Draft: Add a learning/replaying proxy for loaders and listers
In order to make our test suite more reproducible, we configure a proxy for the loaders and listers. It can work in two modes: learning and replaying. In learning mode, HTTP(S) requests will be forwarded to their corresponding servers while recording the exchange. In replaying mode, the record will be used to replay the same exchanges (while denying any other requests), without reaching out to the wider Internet.
The idea is that the test suite should be run on Jenkins only in replay mode, so it won’t be affected by network or service issues.
The implementation uses mitmproxy
. It is run in a new proxy
Docker
service. mitmproxy is able to intercept HTTPS request and generate
new X509 certificates on the fly. The certificate for the authority
signing these generated certificates is installed as trusted in our
swh/stack
image.
Network records are written to assets/mitmproxy/swh-tests
. A
placeholder file is added to create the empty repository.

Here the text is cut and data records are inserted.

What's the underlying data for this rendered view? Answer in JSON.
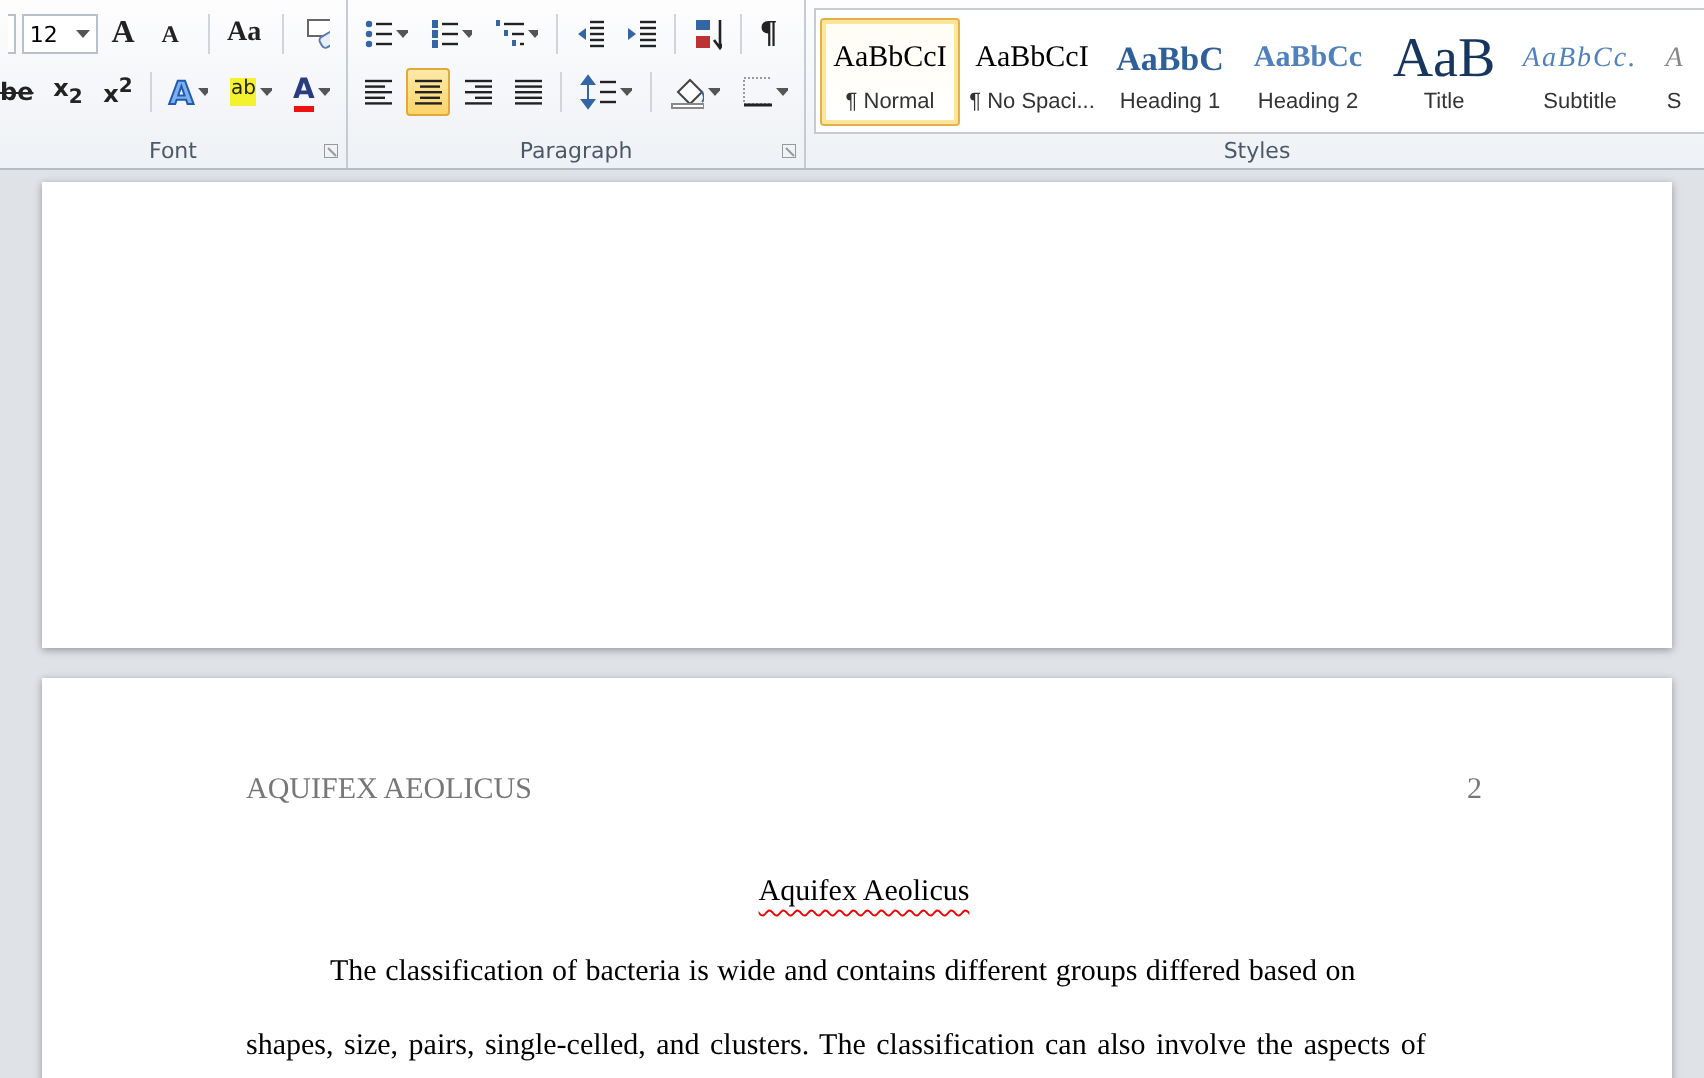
{
  "ribbon": {
    "font_group": {
      "label": "Font",
      "font_size": "12",
      "row1": [
        {
          "kind": "grow",
          "text": "A"
        },
        {
          "kind": "shrink",
          "text": "A"
        },
        {
          "kind": "case",
          "text": "Aa"
        },
        {
          "kind": "clear"
        }
      ],
      "row2": [
        {
          "kind": "strike",
          "text": "be"
        },
        {
          "kind": "sub",
          "text": "x$_{2}$"
        },
        {
          "kind": "sup",
          "text": "x$^{2}$"
        },
        {
          "kind": "effects",
          "text": "A"
        },
        {
          "kind": "highlight",
          "text": "ab"
        },
        {
          "kind": "color",
          "text": "A"
        }
      ]
    },
    "paragraph_group": {
      "label": "Paragraph",
      "row1": [
        {
          "kind": "bullets"
        },
        {
          "kind": "numbering"
        },
        {
          "kind": "multilevel"
        },
        {
          "kind": "outdent"
        },
        {
          "kind": "indent"
        },
        {
          "kind": "sort"
        },
        {
          "kind": "marks",
          "text": "¶"
        }
      ],
      "row2": [
        {
          "kind": "align_left",
          "selected": false
        },
        {
          "kind": "align_center",
          "selected": true
        },
        {
          "kind": "align_right",
          "selected": false
        },
        {
          "kind": "justify",
          "selected": false
        },
        {
          "kind": "spacing"
        },
        {
          "kind": "shading"
        },
        {
          "kind": "borders"
        }
      ]
    },
    "styles_group": {
      "label": "Styles",
      "styles": [
        {
          "kind": "normal",
          "preview": "AaBbCcI",
          "name": "¶ Normal",
          "selected": true
        },
        {
          "kind": "plain",
          "preview": "AaBbCcI",
          "name": "¶ No Spaci...",
          "selected": false
        },
        {
          "kind": "heading1",
          "preview": "AaBbC",
          "name": "Heading 1",
          "selected": false
        },
        {
          "kind": "heading2",
          "preview": "AaBbCc",
          "name": "Heading 2",
          "selected": false
        },
        {
          "kind": "title",
          "preview": "AaB",
          "name": "Title",
          "selected": false
        },
        {
          "kind": "subtitle",
          "preview": "AaBbCc.",
          "name": "Subtitle",
          "selected": false
        },
        {
          "kind": "subtle",
          "preview": "A",
          "name": "S",
          "selected": false
        }
      ]
    }
  },
  "document": {
    "page_2": {
      "header": "AQUIFEX AEOLICUS",
      "page_number": "2",
      "title": "Aquifex Aeolicus",
      "title_spelling_error": true,
      "paragraph_lines": [
        "The classification of bacteria is wide and contains different groups differed based on",
        "shapes, size, pairs, single-celled, and clusters. The classification can also involve the aspects of"
      ]
    }
  }
}
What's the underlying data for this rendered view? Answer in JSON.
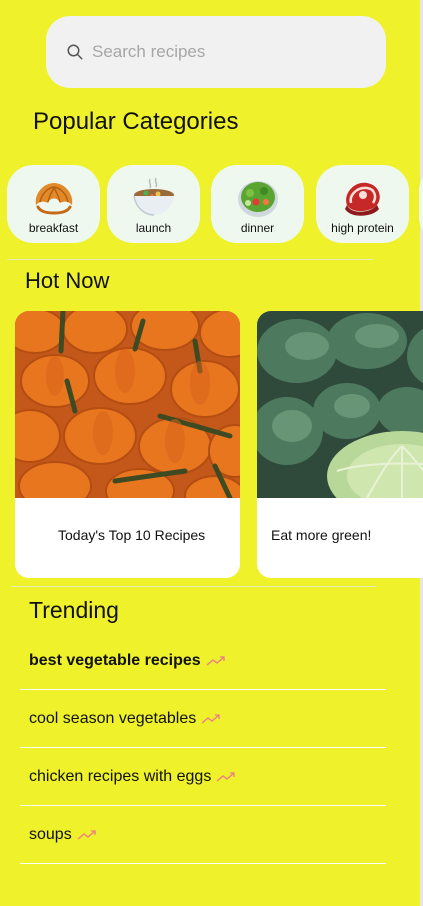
{
  "search": {
    "placeholder": "Search recipes",
    "icon": "search-icon"
  },
  "popular": {
    "title": "Popular Categories",
    "items": [
      {
        "label": "breakfast",
        "icon": "croissant-icon"
      },
      {
        "label": "launch",
        "icon": "soup-bowl-icon"
      },
      {
        "label": "dinner",
        "icon": "salad-icon"
      },
      {
        "label": "high protein",
        "icon": "steak-icon"
      }
    ]
  },
  "hot": {
    "title": "Hot Now",
    "cards": [
      {
        "title": "Today's Top 10 Recipes",
        "image": "pumpkins-image"
      },
      {
        "title": "Eat more green!",
        "image": "cabbage-image"
      }
    ]
  },
  "trending": {
    "title": "Trending",
    "items": [
      {
        "label": "best vegetable recipes"
      },
      {
        "label": "cool season vegetables"
      },
      {
        "label": "chicken recipes with eggs"
      },
      {
        "label": "soups"
      }
    ],
    "icon": "trending-up-icon",
    "accent": "#f07a8a"
  },
  "colors": {
    "background": "#eff22a",
    "card": "#ffffff",
    "category_bg": "#eef8ee"
  }
}
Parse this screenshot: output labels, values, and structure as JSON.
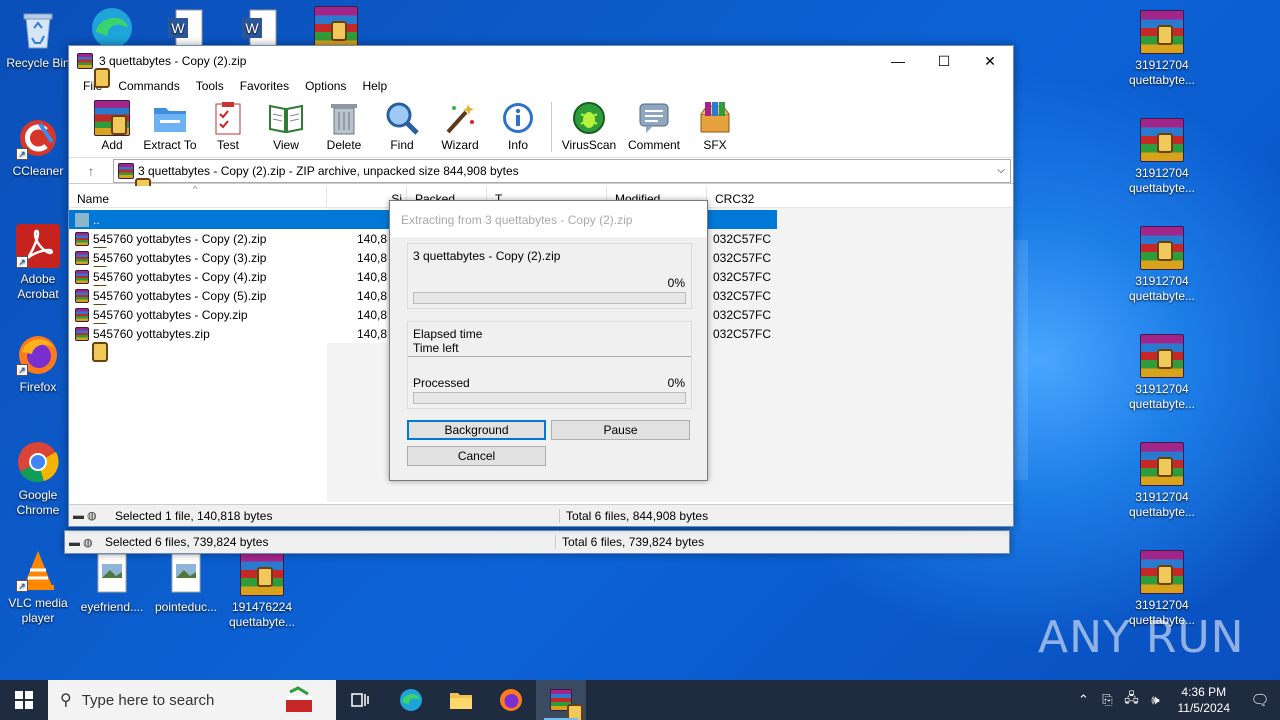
{
  "desktop": {
    "left_icons": [
      {
        "label": "Recycle Bin",
        "icon": "recycle-bin-icon"
      },
      {
        "label": "CCleaner",
        "icon": "ccleaner-icon"
      },
      {
        "label": "Adobe Acrobat",
        "icon": "acrobat-icon"
      },
      {
        "label": "Firefox",
        "icon": "firefox-icon"
      },
      {
        "label": "Google Chrome",
        "icon": "chrome-icon"
      },
      {
        "label": "VLC media player",
        "icon": "vlc-icon"
      }
    ],
    "bottom_icons": [
      {
        "label": "eyefriend....",
        "icon": "image-file-icon"
      },
      {
        "label": "pointeduc...",
        "icon": "image-file-icon"
      },
      {
        "label": "191476224 quettabyte...",
        "icon": "winrar-archive-icon"
      }
    ],
    "right_icons": [
      {
        "label": "31912704 quettabyte..."
      },
      {
        "label": "31912704 quettabyte..."
      },
      {
        "label": "31912704 quettabyte..."
      },
      {
        "label": "31912704 quettabyte..."
      },
      {
        "label": "31912704 quettabyte..."
      },
      {
        "label": "31912704 quettabyte..."
      }
    ],
    "watermark": "ANY RUN"
  },
  "winrar": {
    "title": "3 quettabytes - Copy (2).zip",
    "menu": [
      "File",
      "Commands",
      "Tools",
      "Favorites",
      "Options",
      "Help"
    ],
    "toolbar": [
      {
        "label": "Add",
        "icon": "add-archive-icon"
      },
      {
        "label": "Extract To",
        "icon": "extract-folder-icon"
      },
      {
        "label": "Test",
        "icon": "test-clipboard-icon"
      },
      {
        "label": "View",
        "icon": "view-book-icon"
      },
      {
        "label": "Delete",
        "icon": "trash-icon"
      },
      {
        "label": "Find",
        "icon": "magnifier-icon"
      },
      {
        "label": "Wizard",
        "icon": "wizard-wand-icon"
      },
      {
        "label": "Info",
        "icon": "info-icon"
      },
      {
        "label": "VirusScan",
        "icon": "virus-scan-icon"
      },
      {
        "label": "Comment",
        "icon": "comment-icon"
      },
      {
        "label": "SFX",
        "icon": "sfx-box-icon"
      }
    ],
    "address": "3 quettabytes - Copy (2).zip - ZIP archive, unpacked size 844,908 bytes",
    "columns": {
      "name": "Name",
      "size": "Si",
      "packed": "Packed",
      "type": "T",
      "modified": "Modified",
      "crc": "CRC32"
    },
    "parent_row": "..",
    "files": [
      {
        "name": "545760 yottabytes - Copy (2).zip",
        "size": "140,8",
        "crc": "032C57FC"
      },
      {
        "name": "545760 yottabytes - Copy (3).zip",
        "size": "140,8",
        "crc": "032C57FC"
      },
      {
        "name": "545760 yottabytes - Copy (4).zip",
        "size": "140,8",
        "crc": "032C57FC"
      },
      {
        "name": "545760 yottabytes - Copy (5).zip",
        "size": "140,8",
        "crc": "032C57FC"
      },
      {
        "name": "545760 yottabytes - Copy.zip",
        "size": "140,8",
        "crc": "032C57FC"
      },
      {
        "name": "545760 yottabytes.zip",
        "size": "140,8",
        "crc": "032C57FC"
      }
    ],
    "status_left": "Selected 1 file, 140,818 bytes",
    "status_right": "Total 6 files, 844,908 bytes"
  },
  "background_window": {
    "status_left": "Selected 6 files, 739,824 bytes",
    "status_right": "Total 6 files, 739,824 bytes"
  },
  "extract_dialog": {
    "title": "Extracting from 3 quettabytes - Copy (2).zip",
    "current_file": "3 quettabytes - Copy (2).zip",
    "file_percent_label": "0%",
    "file_progress": 0,
    "elapsed_label": "Elapsed time",
    "time_left_label": "Time left",
    "processed_label": "Processed",
    "processed_percent_label": "0%",
    "processed_progress": 0,
    "buttons": {
      "background": "Background",
      "pause": "Pause",
      "cancel": "Cancel"
    }
  },
  "taskbar": {
    "search_placeholder": "Type here to search",
    "time": "4:36 PM",
    "date": "11/5/2024",
    "apps": [
      "task-view-icon",
      "edge-icon",
      "file-explorer-icon",
      "firefox-icon",
      "winrar-icon"
    ]
  },
  "colors": {
    "accent": "#0078d7",
    "taskbar": "#1f2c3f",
    "desktop": "#0c63d6"
  }
}
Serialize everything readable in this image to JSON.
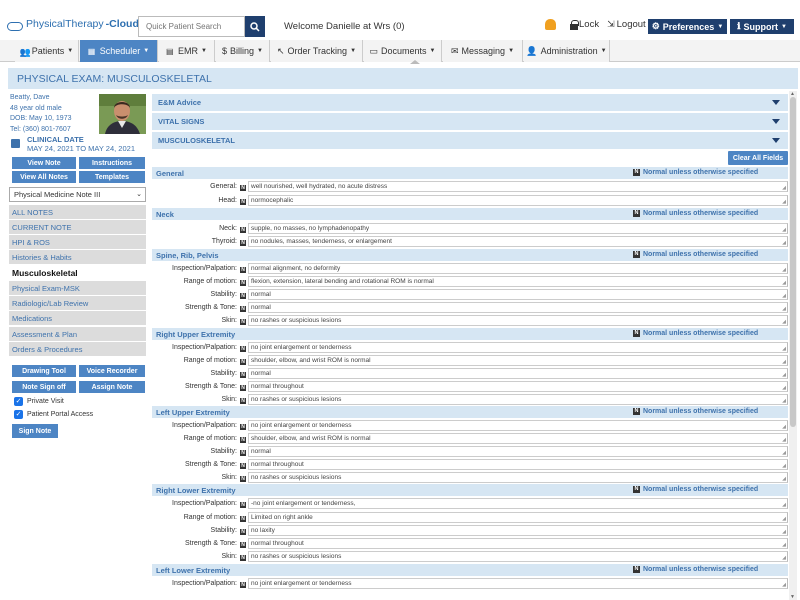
{
  "header": {
    "logo_brand": "PhysicalTherapy",
    "logo_suffix": "-Cloud",
    "search_placeholder": "Quick Patient Search",
    "welcome": "Welcome Danielle at Wrs (0)",
    "lock_label": "Lock",
    "logout_label": "Logout",
    "preferences_label": "Preferences",
    "support_label": "Support"
  },
  "nav": {
    "tabs": [
      {
        "label": "Patients"
      },
      {
        "label": "Scheduler"
      },
      {
        "label": "EMR"
      },
      {
        "label": "Billing"
      },
      {
        "label": "Order Tracking"
      },
      {
        "label": "Documents"
      },
      {
        "label": "Messaging"
      },
      {
        "label": "Administration"
      }
    ]
  },
  "page_title": "PHYSICAL EXAM: MUSCULOSKELETAL",
  "patient": {
    "name": "Beatty, Dave",
    "age_sex": "48 year old male",
    "dob": "DOB: May 10, 1973",
    "tel": "Tel: (360) 801-7607",
    "clinical_date_label": "CLINICAL DATE",
    "clinical_date_range": "MAY 24, 2021 TO MAY 24, 2021"
  },
  "left_buttons": {
    "view_note": "View Note",
    "instructions": "Instructions",
    "view_all_notes": "View All Notes",
    "templates": "Templates"
  },
  "note_select": "Physical Medicine Note III",
  "menu": [
    {
      "label": "ALL NOTES"
    },
    {
      "label": "CURRENT NOTE"
    },
    {
      "label": "HPI & ROS"
    },
    {
      "label": "Histories & Habits"
    },
    {
      "label": "Musculoskeletal"
    },
    {
      "label": "Physical Exam-MSK"
    },
    {
      "label": "Radiologic/Lab Review"
    },
    {
      "label": "Medications"
    },
    {
      "label": "Assessment & Plan"
    },
    {
      "label": "Orders & Procedures"
    }
  ],
  "bottom_buttons": {
    "drawing_tool": "Drawing Tool",
    "voice_recorder": "Voice Recorder",
    "note_sign_off": "Note Sign off",
    "assign_note": "Assign Note",
    "sign_note": "Sign Note"
  },
  "checkboxes": {
    "private_visit": "Private Visit",
    "patient_portal_access": "Patient Portal Access"
  },
  "accordions": {
    "em_advice": "E&M Advice",
    "vital_signs": "VITAL SIGNS",
    "musculoskeletal": "MUSCULOSKELETAL"
  },
  "clear_all_fields": "Clear All Fields",
  "normal_label": "Normal unless otherwise specified",
  "sections": {
    "general": {
      "title": "General",
      "general_label": "General:",
      "general_value": "well nourished, well hydrated, no acute distress",
      "head_label": "Head:",
      "head_value": "normocephalic"
    },
    "neck": {
      "title": "Neck",
      "neck_label": "Neck:",
      "neck_value": "supple, no masses, no lymphadenopathy",
      "thyroid_label": "Thyroid:",
      "thyroid_value": "no nodules, masses, tenderness, or enlargement"
    },
    "spine": {
      "title": "Spine, Rib, Pelvis",
      "insp_label": "Inspection/Palpation:",
      "insp_value": "normal alignment, no deformity",
      "rom_label": "Range of motion:",
      "rom_value": "flexion, extension, lateral bending and rotational ROM is normal",
      "stab_label": "Stability:",
      "stab_value": "normal",
      "str_label": "Strength & Tone:",
      "str_value": "normal",
      "skin_label": "Skin:",
      "skin_value": "no rashes or suspicious lesions"
    },
    "rue": {
      "title": "Right Upper Extremity",
      "insp_label": "Inspection/Palpation:",
      "insp_value": "no joint enlargement or tenderness",
      "rom_label": "Range of motion:",
      "rom_value": "shoulder, elbow, and wrist ROM is normal",
      "stab_label": "Stability:",
      "stab_value": "normal",
      "str_label": "Strength & Tone:",
      "str_value": "normal throughout",
      "skin_label": "Skin:",
      "skin_value": "no rashes or suspicious lesions"
    },
    "lue": {
      "title": "Left Upper Extremity",
      "insp_label": "Inspection/Palpation:",
      "insp_value": "no joint enlargement or tenderness",
      "rom_label": "Range of motion:",
      "rom_value": "shoulder, elbow, and wrist ROM is normal",
      "stab_label": "Stability:",
      "stab_value": "normal",
      "str_label": "Strength & Tone:",
      "str_value": "normal throughout",
      "skin_label": "Skin:",
      "skin_value": "no rashes or suspicious lesions"
    },
    "rle": {
      "title": "Right Lower Extremity",
      "insp_label": "Inspection/Palpation:",
      "insp_value": "-no joint enlargement or tenderness,",
      "rom_label": "Range of motion:",
      "rom_value": "Limited on right ankle",
      "stab_label": "Stability:",
      "stab_value": "no laxity",
      "str_label": "Strength & Tone:",
      "str_value": "normal throughout",
      "skin_label": "Skin:",
      "skin_value": "no rashes or suspicious lesions"
    },
    "lle": {
      "title": "Left Lower Extremity",
      "insp_label": "Inspection/Palpation:",
      "insp_value": "no joint enlargement or tenderness"
    }
  },
  "colors": {
    "navy": "#1f3f6e",
    "accent_blue": "#4d85c4",
    "section_bg": "#d6e6f3",
    "link_blue": "#3e72ac"
  }
}
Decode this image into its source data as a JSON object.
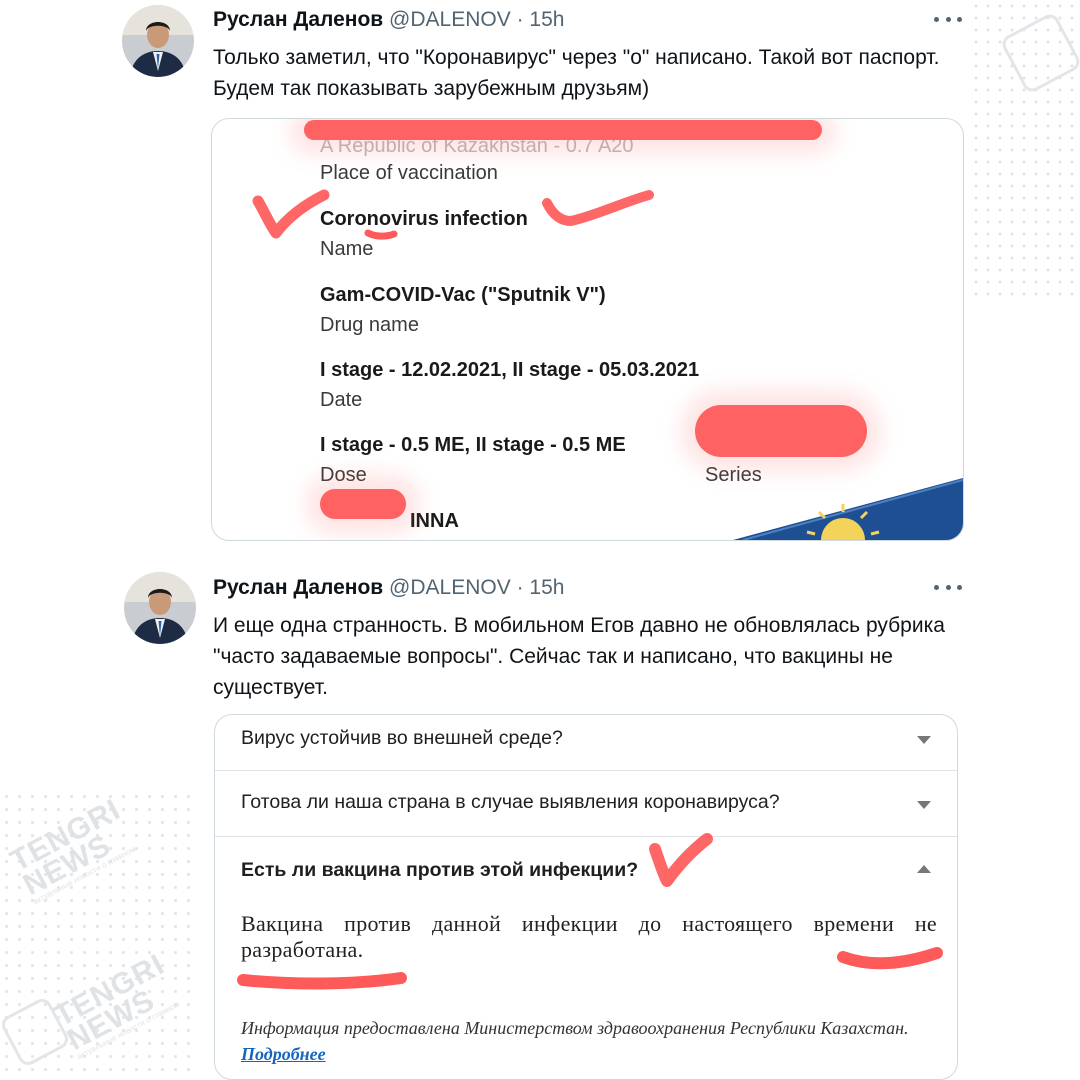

Usage of the proxy is fully contained in docker-compose.proxy.yml
that
is meant to be used as on override. Changing the mode of the proxy is
done by changing the command
stanza from learn
to replay
and
vice-versa.
Variables in env/proxy.env
are set in the swh-loader
and
swh-lister
containers. Internal hosts should be added to the
no_proxy
variable.
We also have to set PYTHONHASHSEED
to a fixed value in order to (at
least) have swh-loader-git
send the same network request every time.